Prior to the 1967–68 season, Norman contemplated quitting. He had grown weary of the workload and stress, and lamented his pay. His $14,000 salary was not sufficient to support his wife and children. Wooden himself was making only $17,000, less than contemporaries such as Dean Smith, who was estimated to have been making $85,000 at the time. Norman had been working part-time in the financial industry with friends, and was primed to transition full-time.
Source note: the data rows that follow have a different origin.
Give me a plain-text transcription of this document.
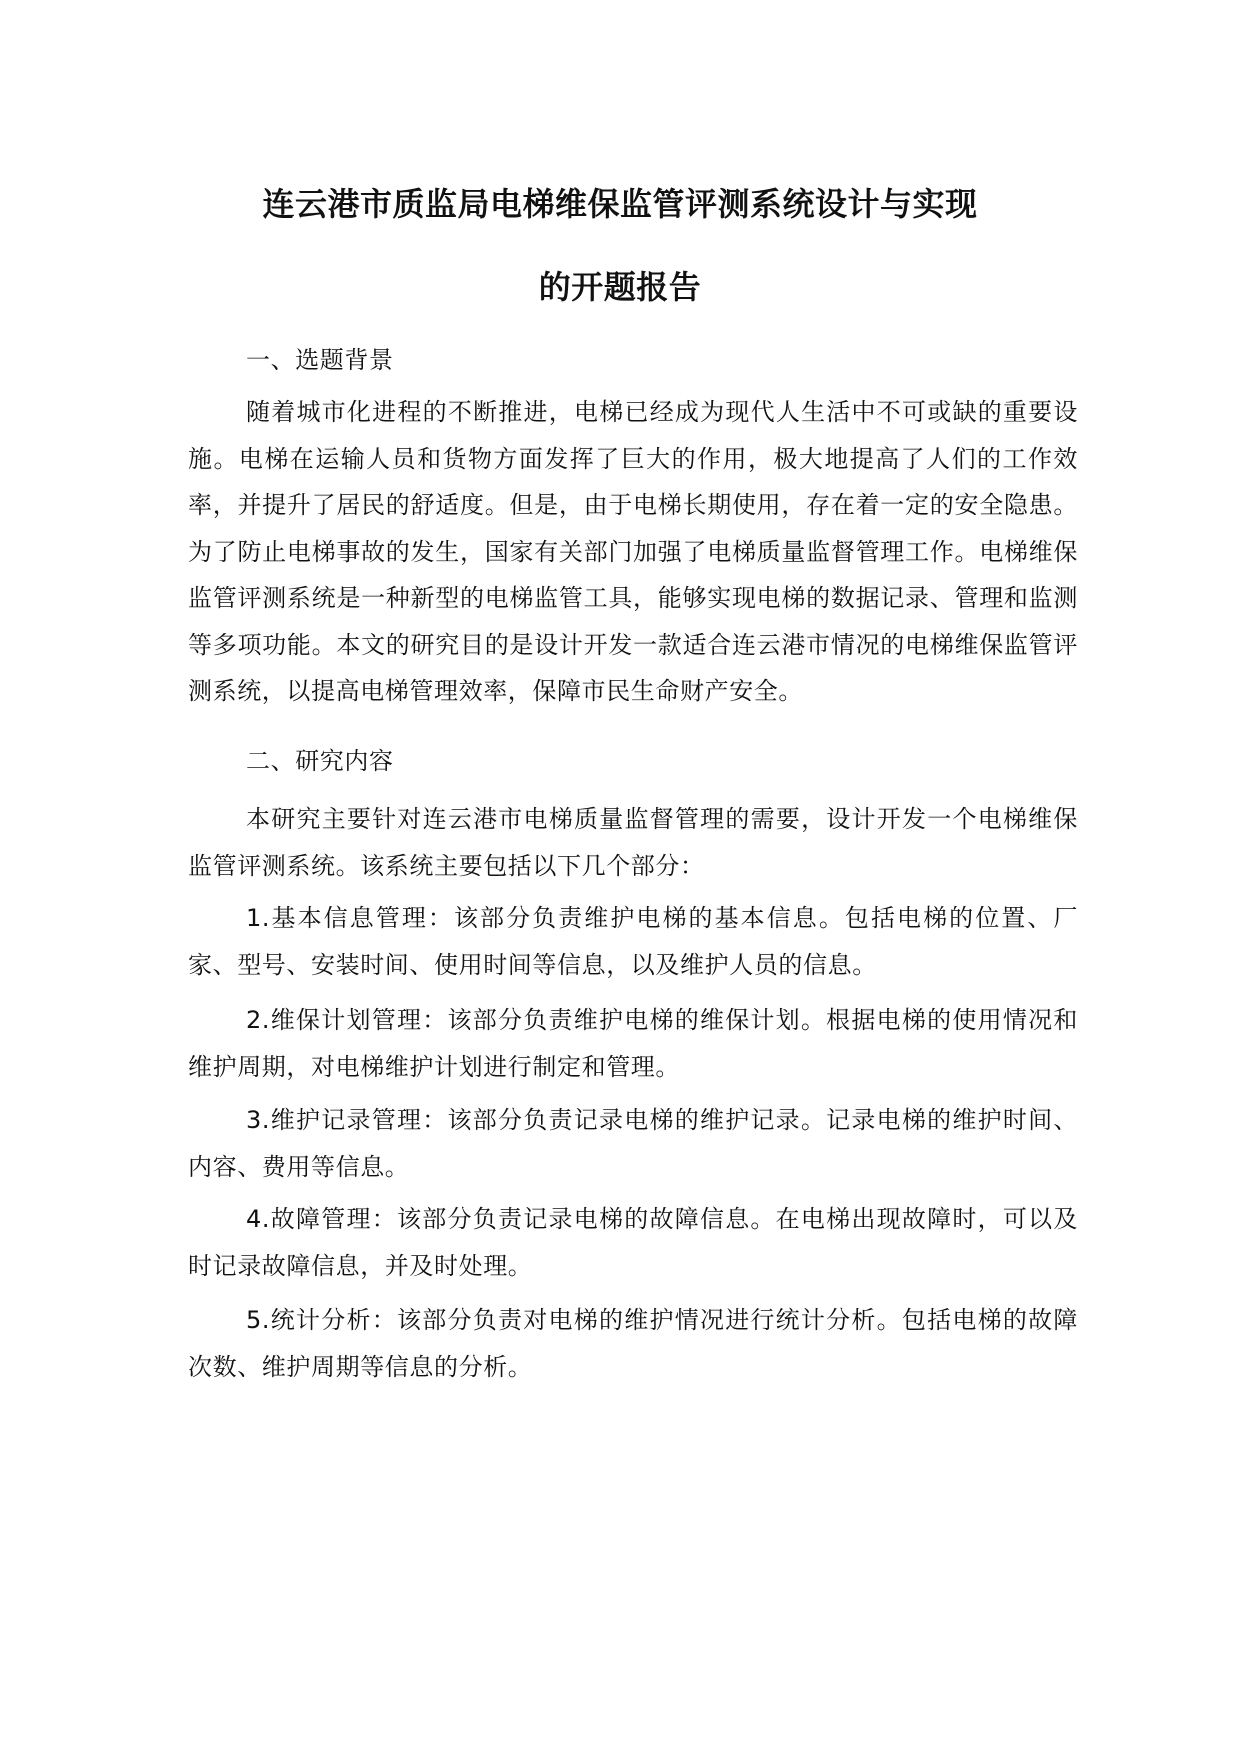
连云港市质监局电梯维保监管评测系统设计与实现
的开题报告
一、选题背景
随着城市化进程的不断推进，电梯已经成为现代人生活中不可或缺的重要设施。电梯在运输人员和货物方面发挥了巨大的作用，极大地提高了人们的工作效率，并提升了居民的舒适度。但是，由于电梯长期使用，存在着一定的安全隐患。为了防止电梯事故的发生，国家有关部门加强了电梯质量监督管理工作。电梯维保监管评测系统是一种新型的电梯监管工具，能够实现电梯的数据记录、管理和监测等多项功能。本文的研究目的是设计开发一款适合连云港市情况的电梯维保监管评测系统，以提高电梯管理效率，保障市民生命财产安全。
二、研究内容
本研究主要针对连云港市电梯质量监督管理的需要，设计开发一个电梯维保监管评测系统。该系统主要包括以下几个部分：
1.基本信息管理：该部分负责维护电梯的基本信息。包括电梯的位置、厂家、型号、安装时间、使用时间等信息，以及维护人员的信息。
2.维保计划管理：该部分负责维护电梯的维保计划。根据电梯的使用情况和维护周期，对电梯维护计划进行制定和管理。
3.维护记录管理：该部分负责记录电梯的维护记录。记录电梯的维护时间、内容、费用等信息。
4.故障管理：该部分负责记录电梯的故障信息。在电梯出现故障时，可以及时记录故障信息，并及时处理。
5.统计分析：该部分负责对电梯的维护情况进行统计分析。包括电梯的故障次数、维护周期等信息的分析。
Morgan convinced him to stay, but Norman warned that it would likely be his last season. UCLA claimed their fourth national title in five seasons. In a rout of Houston in the semifinals of the NCAA tournament, Wooden credited Norman for devising the diamond-and-one defense that the Bruins used to contain Elvin Hayes, who was averaging 37.7 points per game but was held to only 10. The win avenged an upset loss to the Cougars in The Game of the Century earlier in the season. Wooden's four titles, each with Norman as his assistant, matched the then-record held by Kentucky coach Adolph Rupp.

Morgan promised Norman that if he stayed, he would become the Bruins' head coach once Wooden retired, which ended up being seven years later. “If he’d paid Coach [Wooden] $100,000 like he deserved, and if I had gotten $50,000 I would have stayed,” Norman said. According to Morgan, Wooden never asked for a raise. In his final year in 1975, Wooden's salary maxed out at $32,000, and he finished his career with a record 10 national titles. Upon leaving UCLA in 1968 after 11 seasons with the team, Norman became a stockbroker, earning $60,000 in his first year. He enjoyed a successful business career and became a multi-millionaire.

In 1986, Norman was inducted into the UCLA Athletics Hall of Fame.

==Personal life==
Norman and his wife, June, were married for 63 years. She died in 2014. Together, they had three children and four grandchildren.